Even as the Government prepares its explanation – including the provision of data on draw-downs on the US$68 million it had borrowed from the Inter-American Development Bank (IDB), US$13.6 million of which was specifically for the project, and any interest payments thereon – it should also frame a case for a moratorium on payments to the bank. We believe the IDB would have a moral obligation to accept this request, given the intervention of its president in the debate, when the matter was still before court.

It is common ground that there is broad support in Jamaica, including by the Opposition People’s National Party (PNP), for a national identification system of some sort. What is not agreed is what form that ID should take.

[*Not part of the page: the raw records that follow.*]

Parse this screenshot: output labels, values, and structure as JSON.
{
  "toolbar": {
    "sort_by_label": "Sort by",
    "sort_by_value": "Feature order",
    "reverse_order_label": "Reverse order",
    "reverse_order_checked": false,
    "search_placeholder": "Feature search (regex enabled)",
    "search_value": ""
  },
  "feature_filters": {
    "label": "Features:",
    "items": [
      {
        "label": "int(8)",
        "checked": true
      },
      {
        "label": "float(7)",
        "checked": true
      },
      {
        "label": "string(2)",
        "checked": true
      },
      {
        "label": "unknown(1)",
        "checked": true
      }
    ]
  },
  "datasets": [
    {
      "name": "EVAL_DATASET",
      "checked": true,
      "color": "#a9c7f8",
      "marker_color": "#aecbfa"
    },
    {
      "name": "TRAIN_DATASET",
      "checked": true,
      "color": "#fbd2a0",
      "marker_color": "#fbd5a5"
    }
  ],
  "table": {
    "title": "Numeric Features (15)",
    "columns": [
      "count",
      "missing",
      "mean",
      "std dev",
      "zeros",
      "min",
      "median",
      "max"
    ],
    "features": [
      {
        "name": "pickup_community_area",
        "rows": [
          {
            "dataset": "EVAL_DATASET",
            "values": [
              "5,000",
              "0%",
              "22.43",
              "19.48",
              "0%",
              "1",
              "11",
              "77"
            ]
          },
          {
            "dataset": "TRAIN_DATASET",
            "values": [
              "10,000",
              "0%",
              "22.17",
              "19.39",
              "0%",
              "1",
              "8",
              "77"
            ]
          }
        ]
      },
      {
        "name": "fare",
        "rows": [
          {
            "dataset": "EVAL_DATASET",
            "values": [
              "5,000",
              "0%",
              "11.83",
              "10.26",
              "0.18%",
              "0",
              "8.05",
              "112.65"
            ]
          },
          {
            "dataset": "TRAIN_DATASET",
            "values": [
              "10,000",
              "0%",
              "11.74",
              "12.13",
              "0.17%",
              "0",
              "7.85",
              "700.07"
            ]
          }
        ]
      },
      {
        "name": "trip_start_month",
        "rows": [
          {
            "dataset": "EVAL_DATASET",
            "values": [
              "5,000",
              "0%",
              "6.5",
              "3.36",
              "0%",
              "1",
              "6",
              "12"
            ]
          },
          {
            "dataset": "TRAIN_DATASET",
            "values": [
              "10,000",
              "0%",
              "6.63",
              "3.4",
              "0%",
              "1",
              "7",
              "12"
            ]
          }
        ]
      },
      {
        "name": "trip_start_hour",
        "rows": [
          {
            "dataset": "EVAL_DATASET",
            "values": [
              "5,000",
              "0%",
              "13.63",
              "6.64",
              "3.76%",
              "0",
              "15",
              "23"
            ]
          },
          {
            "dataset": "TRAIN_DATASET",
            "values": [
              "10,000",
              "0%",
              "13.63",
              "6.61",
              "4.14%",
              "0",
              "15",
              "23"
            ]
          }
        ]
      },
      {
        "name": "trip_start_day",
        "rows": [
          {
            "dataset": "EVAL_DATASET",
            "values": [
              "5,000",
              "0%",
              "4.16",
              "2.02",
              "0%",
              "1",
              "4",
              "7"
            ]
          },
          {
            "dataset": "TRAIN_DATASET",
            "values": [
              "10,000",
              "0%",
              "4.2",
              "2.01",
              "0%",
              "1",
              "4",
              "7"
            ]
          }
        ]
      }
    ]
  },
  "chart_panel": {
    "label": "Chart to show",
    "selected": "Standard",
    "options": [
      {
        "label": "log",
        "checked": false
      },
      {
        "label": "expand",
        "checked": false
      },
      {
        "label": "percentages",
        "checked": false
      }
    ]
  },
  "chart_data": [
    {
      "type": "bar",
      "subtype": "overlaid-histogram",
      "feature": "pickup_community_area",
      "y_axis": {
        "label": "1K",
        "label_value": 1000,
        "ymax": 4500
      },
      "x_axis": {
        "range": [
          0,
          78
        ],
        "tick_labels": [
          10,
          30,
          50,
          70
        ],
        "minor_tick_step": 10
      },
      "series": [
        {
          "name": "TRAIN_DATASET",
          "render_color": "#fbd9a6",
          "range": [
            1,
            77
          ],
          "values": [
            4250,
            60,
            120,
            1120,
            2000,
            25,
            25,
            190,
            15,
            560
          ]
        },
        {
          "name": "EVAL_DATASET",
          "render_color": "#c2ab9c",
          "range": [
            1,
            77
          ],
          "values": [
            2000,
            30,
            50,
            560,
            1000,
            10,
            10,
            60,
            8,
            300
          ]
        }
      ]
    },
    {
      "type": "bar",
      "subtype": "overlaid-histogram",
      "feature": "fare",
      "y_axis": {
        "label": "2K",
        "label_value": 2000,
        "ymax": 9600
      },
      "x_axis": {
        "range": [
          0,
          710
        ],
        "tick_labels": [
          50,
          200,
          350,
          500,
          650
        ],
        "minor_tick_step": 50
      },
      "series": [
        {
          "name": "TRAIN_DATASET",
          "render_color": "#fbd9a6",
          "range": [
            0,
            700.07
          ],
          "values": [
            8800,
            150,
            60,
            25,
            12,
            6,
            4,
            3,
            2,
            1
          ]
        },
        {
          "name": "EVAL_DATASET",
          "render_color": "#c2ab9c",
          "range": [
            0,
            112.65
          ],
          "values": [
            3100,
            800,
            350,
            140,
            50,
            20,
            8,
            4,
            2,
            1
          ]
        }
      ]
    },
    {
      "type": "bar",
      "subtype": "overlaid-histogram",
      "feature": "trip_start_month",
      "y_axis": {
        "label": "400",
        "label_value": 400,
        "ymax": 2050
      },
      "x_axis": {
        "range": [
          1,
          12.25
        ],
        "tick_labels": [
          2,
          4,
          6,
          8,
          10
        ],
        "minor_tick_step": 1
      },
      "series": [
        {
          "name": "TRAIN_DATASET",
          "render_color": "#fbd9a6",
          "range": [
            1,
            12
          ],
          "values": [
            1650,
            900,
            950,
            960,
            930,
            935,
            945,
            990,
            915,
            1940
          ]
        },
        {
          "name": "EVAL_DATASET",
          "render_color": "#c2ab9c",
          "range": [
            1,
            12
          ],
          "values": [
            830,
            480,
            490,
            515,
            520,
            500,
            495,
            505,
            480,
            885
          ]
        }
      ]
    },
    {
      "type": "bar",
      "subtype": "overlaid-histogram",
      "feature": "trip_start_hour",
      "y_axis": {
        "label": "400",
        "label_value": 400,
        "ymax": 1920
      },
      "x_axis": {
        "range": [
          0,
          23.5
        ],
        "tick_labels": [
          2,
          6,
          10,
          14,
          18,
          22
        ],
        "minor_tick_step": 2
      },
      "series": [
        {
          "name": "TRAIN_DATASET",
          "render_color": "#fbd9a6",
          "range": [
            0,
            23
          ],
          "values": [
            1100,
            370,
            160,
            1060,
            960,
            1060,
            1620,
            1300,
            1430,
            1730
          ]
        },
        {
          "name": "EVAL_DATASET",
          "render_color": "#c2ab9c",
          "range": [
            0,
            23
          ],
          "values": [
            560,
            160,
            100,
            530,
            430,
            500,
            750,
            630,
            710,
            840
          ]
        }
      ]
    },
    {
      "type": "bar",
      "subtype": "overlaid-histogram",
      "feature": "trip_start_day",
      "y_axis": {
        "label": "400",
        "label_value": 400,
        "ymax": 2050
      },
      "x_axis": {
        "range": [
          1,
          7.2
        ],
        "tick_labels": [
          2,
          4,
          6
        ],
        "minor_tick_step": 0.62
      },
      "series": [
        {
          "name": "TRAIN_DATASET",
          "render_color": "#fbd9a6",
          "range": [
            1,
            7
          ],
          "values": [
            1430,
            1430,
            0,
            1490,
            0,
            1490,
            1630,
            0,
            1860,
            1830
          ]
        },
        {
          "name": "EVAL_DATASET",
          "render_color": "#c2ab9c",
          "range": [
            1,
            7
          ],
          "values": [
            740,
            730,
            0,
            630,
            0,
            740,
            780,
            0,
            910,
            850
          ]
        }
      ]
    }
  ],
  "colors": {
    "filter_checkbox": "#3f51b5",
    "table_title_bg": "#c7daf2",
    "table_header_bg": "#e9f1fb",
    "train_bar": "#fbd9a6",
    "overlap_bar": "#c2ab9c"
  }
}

The one proposed by the Holness administration would give each resident a unique identification number and a card bearing biometric, biographical and demographic information, which could be digitally crossreferenced with similar data in a central database. The ID would be required to do business with, or acquire benefits from, the Government.

But last week, a three-judge Supreme Court panel agreed with the PNP that the law, given its compulsory nature, would infringe the constitutional right to privacy, as well as equality under law.

Although the case was before the court, the Government maintained an aggressive media advertising campaign, promoting the perceived social and economic benefits of the system and suggesting that its implications for people’s rights were being mischaracterised. The administration claimed it spent a mere J$5.45 million on that campaign between last June and November.

GOVERNANCE LESSONS

Further, on April 5, with the court’s preplanned ruling less than a fortnight away, the Government announced that a consortium, led by a Jamaican firm, PBS, would be awarded a US$31.8-million contract to provide hardware and software for the ID system. It is not immediately clear why that decision could not have waited and what obligation, if any, taxpayers now have to the company. That needs ventilation.

There are, too, lessons about good governance, which our Government has, hopefully, learned. We don’t doubt that it respects the court and the Constitution, but that respect, at all points, must be manifest.

Good governance and respect for the rule of law are among the principles by which the IDB urges hemispheric governments to abide, on which, in this matter, its signal was not the best.

Last August, with the matter already before the court, the bank’s president, Luis Alberto Moreno, who would have been expected to take a neutral stance, appeared to lecture on why the ID system, which his bank was financing, was good for Jamaicans.

“What I would say to the Jamaican people is, this is the road to modernity, this is the road to jump into the 21st century, and if you want your Government to push along and move away from being in the 19th century, in many ways, this is the way to do it," he said.

In another context, that might have been okay. In the existing circumstance, his statement may have been interpreted as the IDB’s imprimatur for the Government to plough ahead.